Academy Award-winning local producer Emile Sherman has lobbied prime minister Julia Gillard to establish a commercial film fund to stimulate private investment in the Australian film industry.

The call was made yesterday at a ‘Welcome Home’ Celebration at Parliament House in Canberra, hosted by the Screen Producers Association of Australia (SPAA), in honour of his Academy Award for The King's Speech.

The King’s Speech, despite having an Australian producer, an Australian executive producer and an Australian star in Geoffrey Rush, is a British film," Sherman said in a statement.

The $60 million Producer-Distributor Film Fund (PDFF) would run for three years, generating production of up to 27 new Australian films with a total production value of $405 million, according to SPAA, which has developed the proposal.

"Put simply, if the PDFF had been in place when I was financing The King’s Speech, then I would have been accepting the Oscar for Best Picture for a film that was officially Australian as well as British."

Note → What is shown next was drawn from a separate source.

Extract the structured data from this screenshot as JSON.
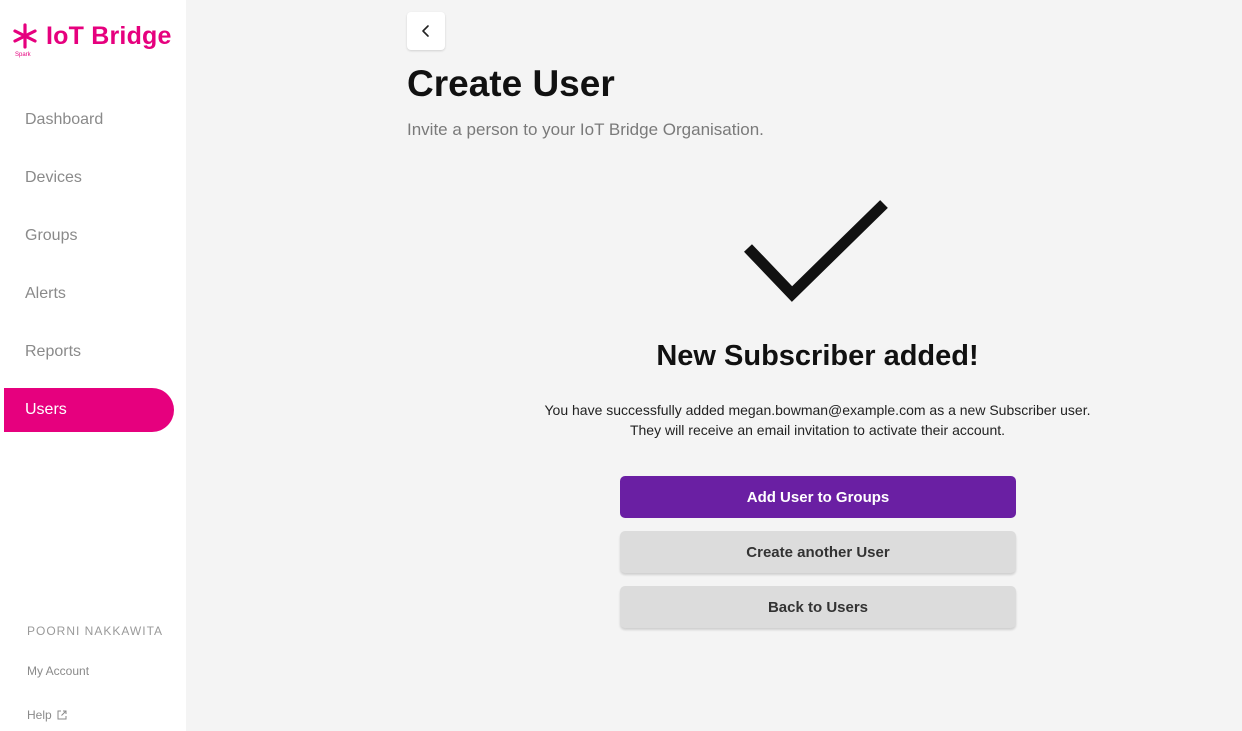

Screen Australia has previously rejected SPAA's proposal, instead lobbying for a $30 million increase to its own government funding allocation.

The government's recent review of the independent production sector showed the Producer Offset has had a broadly positive impact on the industry although concerns remain that the industry is contracting.

SPAA executive director Geoff Brown said the ability of producers, such as Sherman, "to raise private finance is severely hampered by current international financial conditions and the limitations of existing Government support mechanisms."

The interim PDFF would provide matching loans to distributors of eligible Australian films, secured against the proceeds from the films’ distribution. It would support mid-level Australian films with production budgets in the range of $7 million to $30 million.

“The rational for the fund is to harness the market knowledge and power of the major distributors and to secure their investment in the cause of an outward-looking, ambitious Australian film industry," Brown said in a statement.

Sherman's other films include Candy, Rabbit-Proof Fence, The Kings of Mykonos, Disgrace and the upcoming Oranges & Sunshine. He is also a principal of Fulcrum Media Finance, which provides cash flow loans to the local film and television industry.